- Directed by: Marek Berger
- Written by: Marek Berger
- Produced by: Dagmar Sedláčková
- Cinematography: Marek Berger
- Music by: Jakub Kudláč
- Production companies: Film and TV School of Academy of Performing Arts, Prague
- Distributed by: Dagmar Sedláčková
- Release date: 2016;
- Running time: 13 minutes
- Country: Czech Republic
- Language: Czech

= Pérák: The Shadow over Prague =

Pérák: The Shadow over Prague (Pérák: Stín nad Prahou) is a 2016 Czech animated superhero film, which premiered on 20 June 2016. It was inspired by an urban legend about Pérák, the Spring Man of Prague, by Rychlé šípy and the legend of the Golem of Prague. Director Marek Berger has said that he intends to make sequels.

==Plot==
The film begins with the Gestapo raiding the flat of David Brázda. Brázda resists arrest and eventually escapes by jumping out of a window. Brázda then turns to crime and becomes Pérák.

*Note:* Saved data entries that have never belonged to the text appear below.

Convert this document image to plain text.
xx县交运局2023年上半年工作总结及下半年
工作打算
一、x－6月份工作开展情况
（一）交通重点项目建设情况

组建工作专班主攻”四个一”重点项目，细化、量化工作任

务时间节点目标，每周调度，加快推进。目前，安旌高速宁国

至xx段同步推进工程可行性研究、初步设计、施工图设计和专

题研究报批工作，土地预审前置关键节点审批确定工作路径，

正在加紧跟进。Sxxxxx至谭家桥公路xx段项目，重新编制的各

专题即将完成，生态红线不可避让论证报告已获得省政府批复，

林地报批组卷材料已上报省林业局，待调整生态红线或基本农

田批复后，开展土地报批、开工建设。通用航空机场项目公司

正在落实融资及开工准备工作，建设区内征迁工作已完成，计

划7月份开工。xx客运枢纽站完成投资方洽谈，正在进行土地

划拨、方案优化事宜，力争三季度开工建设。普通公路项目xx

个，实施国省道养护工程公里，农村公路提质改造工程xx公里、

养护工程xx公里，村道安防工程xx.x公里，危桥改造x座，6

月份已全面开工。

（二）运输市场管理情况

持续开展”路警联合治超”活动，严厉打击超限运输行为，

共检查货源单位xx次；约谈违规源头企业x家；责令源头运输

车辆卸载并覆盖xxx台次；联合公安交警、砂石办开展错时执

The Germans plan to revive the Golem of Prague and use him for their purposes. They retrieve the "Hedge in a Cage", an artefact needed to revive Golem. Pérák wants to foil their plan but is distracted when he sees a Jewish woman threatened by group of German soldiers. Pérák kills the soldiers but the woman is revealed to be a German agent and attacks him. They fight while the Germans revive Golem, who starts to destroy everything around. Pérák defeats the agent and drugs her. Pérák then goes to fight Golem. He eventually lures Golem to the Vltava where he switches him off. Pérák then tries to flee but his legs are shot off by the agent. Pérák is captured but the German scientist who helped to revive Golem wants Pérák alive. The film concludes after the war when Pérák is found in a German Bunker. It is revealed that the scientist gave him robotic legs.

==Reception==
Pérák: The Shadow over Prague won the Opavský Páv award for the best student film of 2016 and for best animated student film of 2016.